While we have been through this before, we may find ourselves there again. The state has three reasons to cease paying for primaries on behalf of the parties:
1) It is actually unconstitutional under the Oklahoma Constitution. The state constitution instructs that the state may not make a gift to a private entity. It can pay private entities for products or services it needs, but may not make gifts. The primaries are a system that benefits the parties and arguably does not benefit the state. Lawyers are, and have been, working on using this constitutional provision. Expect more action on it by trial lawyers now that Oklahoma is in a state of Republican ascendency.

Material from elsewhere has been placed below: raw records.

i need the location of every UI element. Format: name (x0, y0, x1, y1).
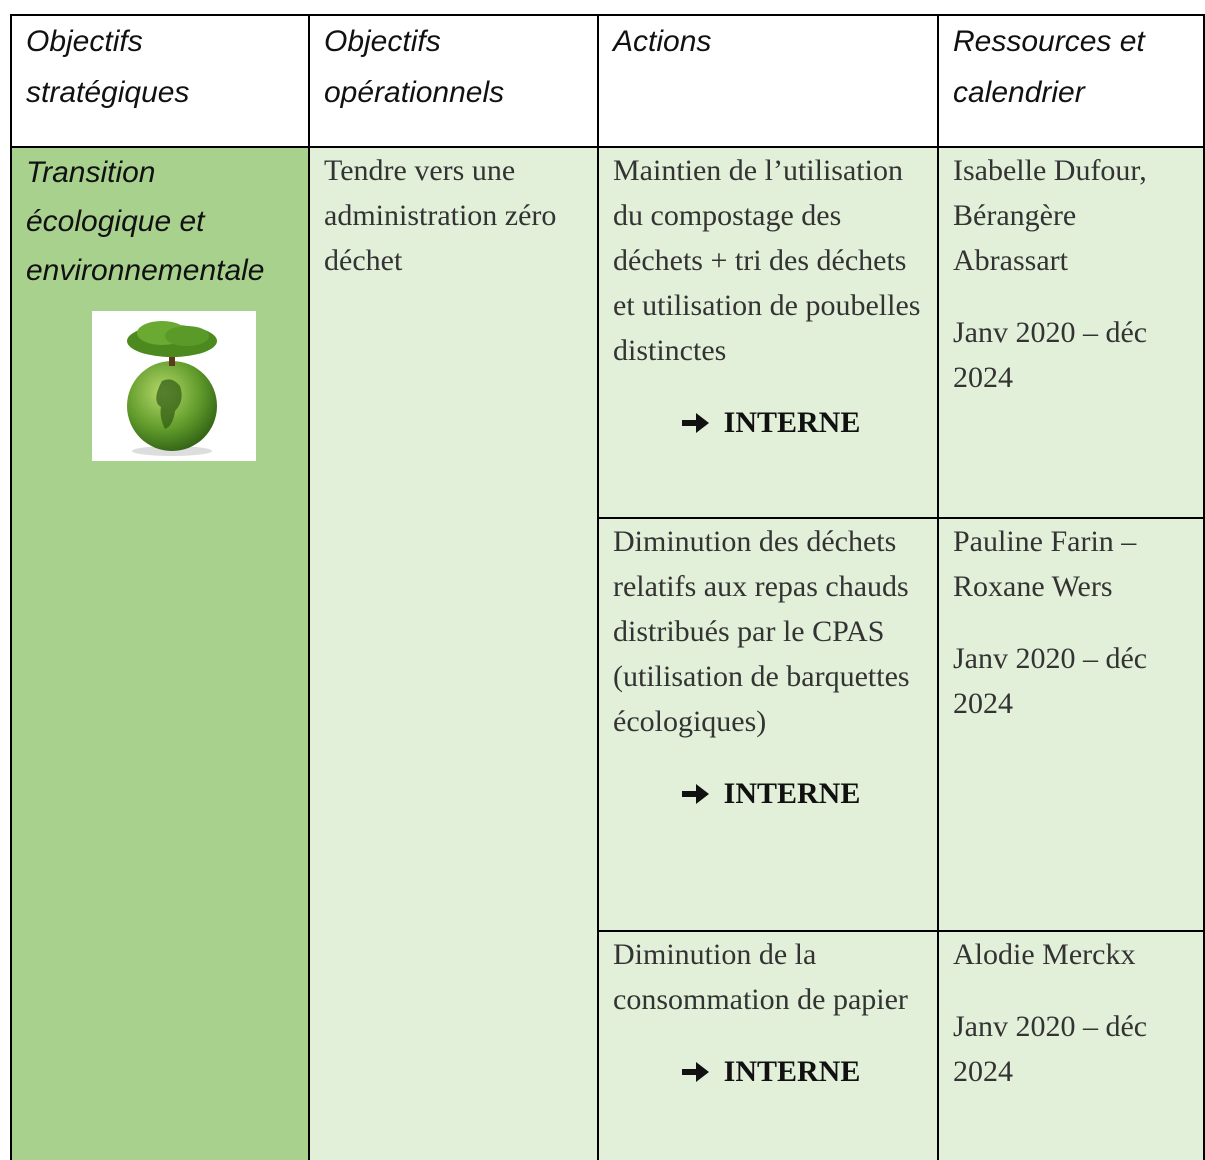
action-tag: INTERNE (613, 400, 927, 445)
action-cell: Diminution des déchets relatifs aux repa… (597, 517, 937, 930)
arrow-icon (681, 1061, 709, 1082)
calendar-text: Janv 2020 – déc 2024 (953, 642, 1148, 720)
action-text: Diminution des déchets relatifs aux repa… (613, 525, 910, 738)
tag-text: INTERNE (723, 406, 861, 439)
arrow-icon (681, 412, 709, 433)
resources-cell: Isabelle Dufour, Bérangère Abrassart Janv… (937, 146, 1205, 517)
resources-cell: Alodie Merckx Janv 2020 – déc 2024 (937, 930, 1205, 1160)
operational-text: Tendre vers une administration zéro déch… (324, 154, 557, 277)
header-cell: Objectifs stratégiques (10, 14, 308, 146)
globe-image (92, 311, 256, 461)
action-tag: INTERNE (613, 771, 927, 816)
action-cell: Maintien de l’utilisation du compostage … (597, 146, 937, 517)
action-cell: Diminution de la consommation de papier I… (597, 930, 937, 1160)
resources-cell: Pauline Farin – Roxane Wers Janv 2020 – d… (937, 517, 1205, 930)
header-cell: Ressources et calendrier (937, 14, 1205, 146)
tag-text: INTERNE (723, 777, 861, 810)
resources-text: Pauline Farin – Roxane Wers (953, 525, 1137, 603)
action-text: Maintien de l’utilisation du compostage … (613, 154, 921, 367)
resources-text: Isabelle Dufour, Bérangère Abrassart (953, 154, 1147, 277)
header-cell: Objectifs opérationnels (308, 14, 597, 146)
action-tag: INTERNE (613, 1049, 927, 1094)
resources-text: Alodie Merckx (953, 938, 1136, 971)
calendar-text: Janv 2020 – déc 2024 (953, 316, 1148, 394)
tag-text: INTERNE (723, 1055, 861, 1088)
action-text: Diminution de la consommation de papier (613, 938, 908, 1016)
operational-cell: Tendre vers une administration zéro déch… (308, 146, 597, 1160)
calendar-text: Janv 2020 – déc 2024 (953, 1010, 1148, 1088)
strategic-cell: Transition écologique et environnemental… (10, 146, 308, 1160)
header-cell: Actions (597, 14, 937, 146)
arrow-icon (681, 783, 709, 804)
strategic-text: Transition écologique et environnemental… (26, 156, 265, 287)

2) It is very expensive. A statewide primary costs over $3 million. The legislature may want to move forward with forcing the party's to pay for any primary they want. The parties would be forced to create a large filing fee (current filing fees don't come close to paying the cost of primaries) for candidates so as to cover the cost of a primary. This would be an extraordinary burden on any grassroots oriented campaign. The Utah caucus system dramatically reduces the number of primaries and could create a funding system for those it must have while allowing popular, but underfunded, candidates a fighting chance.

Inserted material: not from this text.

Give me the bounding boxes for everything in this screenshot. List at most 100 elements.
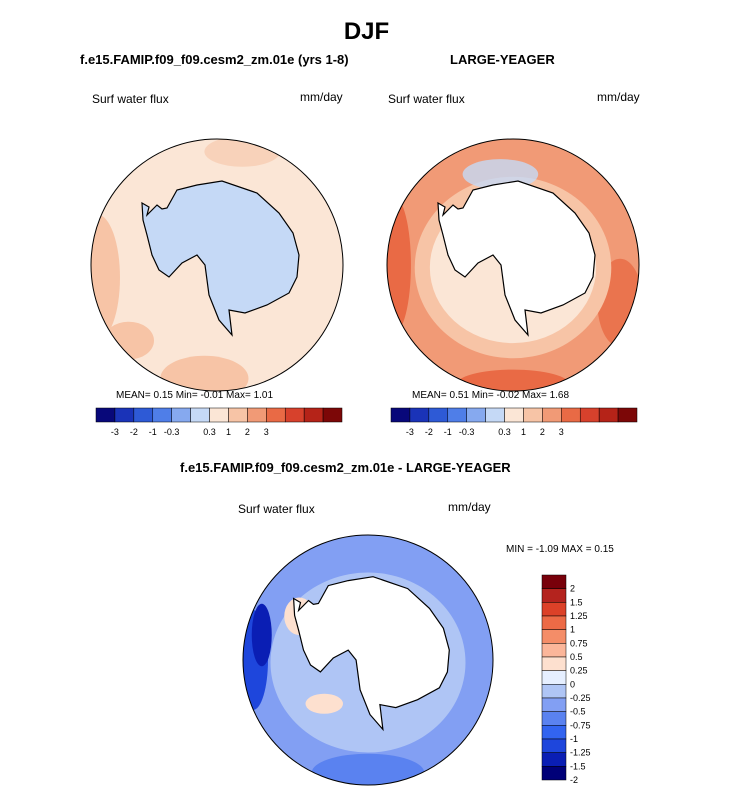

3) Recent changes in national election law have forced our primaries to occur closer to the legislative session, and filing for office to happen during session. This is forcing a conflict that will only get worse. In the race for District Attorney in Tulsa two sitting legislators, Sen. Brian Crain and Rep. Fred Jordan, chose to file for the office along with Assistant DA, Steve Kunzweiler. A last minute vote (on a pay increase that impacted District Attorneys) created a scenario in which Sen. Crain realized that he was disqualified and he withdrew. Rep. Jordan remained in the race convinced that the law did not apply to him as his term ends prior to the initiation of the term for District Attorney. The time for protest against the candidacy of candidates ended before the disqualifying vote in the legislature. The names of both legislators remained on the ballot and Kunzweiler leads going into the runoff against Jordan. The confusion is due to the filing period (and the protest period) being backed up to a time that the state legislature is still in session.
There are any number of additional reasons why the legislature may want to make changes. Any legal change in the election process (including those recently made) will force the Republican and Democrat parties to consider some version of a caucus.
The Utah caucus/convention system could prevent the difficulties described. However, Oklahoma is not Utah. We can't presume their system would work as well here. Switching to a caucus system, even one as good as Utah's comes with great risk.
Any change needs to be well considered and well crafted to prevent the cure from being worse than the disease.